Электронная библиотека книг » Евгений Крыжановский » От аншлага до «Аншлага» » Текст книги (страница 5)
От аншлага до «Аншлага»
  • Текст добавлен: 17 сентября 2016, 19:18

Текст книги "От аншлага до «Аншлага»"


Автор книги: Евгений Крыжановский



сообщить о нарушении

Текущая страница: 5 (всего у книги 20 страниц)

Вернулся он уже минут через пятнадцать. Ворвавшись в комнату, Валентин Сергеевич стал срывать с себя рубашку и брюки, не расстегивая пуговиц, бросал одежду на пол и топтал ее ногами. При этом он что-то нечленораздельное рычал, слов разобрать было нельзя. Раздевшись, Белохвостик налил себе полный стакан вина, и в этот момент, как вы уже, наверное, догадались, зазвонил телефон. Валентин Сергеевич схватил трубку и нечеловеческим голосом заорал:

– Что?!

– Валентин, – услышал он нежный женский голос, – вижу, ты никак не можешь найти телефон, у которого я тебя жду, поэтому решила тебе помочь. Выгляни, пожалуйста, в окно.

Держа в одной руке трубку, а в другой стакан, он подошел к окну. Гостиница имела П-образную форму, напротив нашего корпуса, по другую сторону внутреннего дворика, был еще один корпус; так вот, возле открытого настежь окна там – прямо на уровне номера Белохвостика – стояла группа актрис нашего театра и приветливо махала Валентину Сергеевичу руками. Им, наверняка, хорошо было видно все, что творилось в номере мужчин, поэтому они так точно выбирали время для звонков. Поняв, что его разыграли, Белохвостик, вне себя от обиды, запустил в обидчиц почти полным стаканом, но, разумеется, не добросил и только еще раз наказал себя.

Мой режиссер

Моим первым главным режиссером, сыгравшим в превращении меня в артиста важнейшую роль (если не считать, конечно, институтских лет, когда со мной возились, не жалея времени, сил и душевного тепла, Вера Павловна Редлих и Август Лазаревич Милованов), был Валерий Николаевич Раевский.

В те времена в минских театральных кругах Раевский считался вольнодумцем и чуть ли не диссидентом. Человек он прямой, достаточно жесткий, характер у него не сахар и даже не подарок, но профессию свою любит безгранично.
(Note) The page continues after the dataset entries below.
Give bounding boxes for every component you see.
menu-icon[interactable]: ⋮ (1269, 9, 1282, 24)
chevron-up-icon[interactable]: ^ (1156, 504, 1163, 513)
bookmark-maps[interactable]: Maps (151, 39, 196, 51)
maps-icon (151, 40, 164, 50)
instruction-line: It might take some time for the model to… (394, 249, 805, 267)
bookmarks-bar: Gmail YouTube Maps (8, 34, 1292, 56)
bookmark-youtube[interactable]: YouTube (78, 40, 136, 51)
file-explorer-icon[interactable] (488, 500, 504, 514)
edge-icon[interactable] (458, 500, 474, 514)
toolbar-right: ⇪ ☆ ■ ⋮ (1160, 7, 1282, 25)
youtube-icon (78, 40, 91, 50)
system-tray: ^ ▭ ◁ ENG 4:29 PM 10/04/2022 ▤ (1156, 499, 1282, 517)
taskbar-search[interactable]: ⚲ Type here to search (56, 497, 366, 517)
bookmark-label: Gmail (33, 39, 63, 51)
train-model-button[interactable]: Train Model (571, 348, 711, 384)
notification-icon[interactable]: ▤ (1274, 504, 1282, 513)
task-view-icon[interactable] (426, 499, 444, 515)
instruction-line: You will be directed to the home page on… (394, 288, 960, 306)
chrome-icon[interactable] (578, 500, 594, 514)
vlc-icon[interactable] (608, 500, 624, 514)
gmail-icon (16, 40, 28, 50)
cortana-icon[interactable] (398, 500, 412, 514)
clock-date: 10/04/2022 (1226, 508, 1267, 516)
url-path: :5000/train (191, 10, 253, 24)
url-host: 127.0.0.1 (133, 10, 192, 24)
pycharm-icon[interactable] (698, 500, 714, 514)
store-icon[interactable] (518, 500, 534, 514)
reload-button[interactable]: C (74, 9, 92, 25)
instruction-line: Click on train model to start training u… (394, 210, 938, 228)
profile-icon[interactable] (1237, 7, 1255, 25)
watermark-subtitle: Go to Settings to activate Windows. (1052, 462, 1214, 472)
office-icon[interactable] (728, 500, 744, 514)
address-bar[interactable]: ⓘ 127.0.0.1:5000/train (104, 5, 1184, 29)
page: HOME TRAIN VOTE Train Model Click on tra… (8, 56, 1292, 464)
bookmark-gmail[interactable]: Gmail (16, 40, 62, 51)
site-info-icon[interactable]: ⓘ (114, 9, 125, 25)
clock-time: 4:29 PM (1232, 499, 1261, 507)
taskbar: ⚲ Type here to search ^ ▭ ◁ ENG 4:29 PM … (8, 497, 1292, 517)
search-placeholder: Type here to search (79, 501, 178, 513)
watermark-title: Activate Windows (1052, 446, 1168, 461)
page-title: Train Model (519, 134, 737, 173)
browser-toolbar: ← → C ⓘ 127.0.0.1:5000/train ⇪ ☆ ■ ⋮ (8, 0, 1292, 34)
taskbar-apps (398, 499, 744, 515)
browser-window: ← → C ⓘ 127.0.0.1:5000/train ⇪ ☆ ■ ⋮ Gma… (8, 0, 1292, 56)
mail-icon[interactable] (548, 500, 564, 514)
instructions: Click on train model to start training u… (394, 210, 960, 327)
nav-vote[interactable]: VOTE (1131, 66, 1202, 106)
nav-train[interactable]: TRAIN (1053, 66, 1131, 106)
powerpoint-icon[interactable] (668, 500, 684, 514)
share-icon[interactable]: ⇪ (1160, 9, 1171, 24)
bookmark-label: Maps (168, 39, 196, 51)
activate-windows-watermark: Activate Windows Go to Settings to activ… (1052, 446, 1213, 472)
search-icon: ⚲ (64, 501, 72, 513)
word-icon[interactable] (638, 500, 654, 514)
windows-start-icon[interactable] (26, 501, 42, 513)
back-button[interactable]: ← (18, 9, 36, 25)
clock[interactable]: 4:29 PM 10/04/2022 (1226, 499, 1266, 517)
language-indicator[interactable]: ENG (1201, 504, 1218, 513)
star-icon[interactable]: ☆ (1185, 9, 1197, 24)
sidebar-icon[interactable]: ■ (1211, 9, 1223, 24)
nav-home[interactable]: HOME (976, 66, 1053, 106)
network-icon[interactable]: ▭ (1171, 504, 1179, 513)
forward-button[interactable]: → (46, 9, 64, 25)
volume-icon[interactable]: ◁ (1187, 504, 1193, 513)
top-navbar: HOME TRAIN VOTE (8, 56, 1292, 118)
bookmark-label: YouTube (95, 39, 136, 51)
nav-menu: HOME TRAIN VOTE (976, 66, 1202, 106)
Раевский окончил специальные режиссерские курсы у Юрия Любимова на Таганке, очень много у него почерпнул и часто использовал любимовские приемы в своей работе.

С подачи Милованова у меня с Раевским сразу сложились хорошие отношения, потом мне уже самому пришлось «бороться» за то, чтобы они не только не ухудшались, а даже наоборот.

С первых же репетиций он повел себя так, что между нами не установилась та огромная дистанция, которая бывает обычно между главным режиссером и начинающим артистом. Более того, мы работали почти как равные партнеры, а не как начальник и подчиненный. А я, когда чувствую, что на меня ничто не давит, легко раскрепощаюсь и начинаю вносить в свои действия изрядную порцию импровизации и юмора. Думаю, мало кто из режиссеров позволил бы артисту вытворять то, что позволял Раевский мне. Маска шута, которую я часто на себя напяливал, мне порой здорово помогала. Мне, например, никогда не предлагали вступить в партию, это даже в голову никому не приходило, хотя почти всем артистам нашего театра такие предложения делались. Не скажу, что все с готовностью откликались на эти предложения, – большинству они были ни к чему; хотя находились и такие, кто сам рвался в партию, причем, в основном из карьерных или корыстных соображений. В 70–е годы в идеалы коммунистической партии уже мало кто верил, и вряд ли могло быть много желающих вступить, руководствуясь идейными мотивами, в эту организацию. Кстати, отказываться от вступления в партию было очень нелегко, нужно было придумать объективную причину, по которой ты сегодня еще не достоин быть в первых рядах строителей коммунизма. Парторг на время отставал, а потом опять начинал давить, ведь у него тоже был план по приему новых членов. Многие не выдерживали этого жесткого прессинга, сдавались и писали заявления, но были и такие (и даже из старшего поколения), кто не поддался, например, Геннадий Овсянников, Август Милованов, Виктор Тарасов, Галина Макарова, Стефания Станюта и другие.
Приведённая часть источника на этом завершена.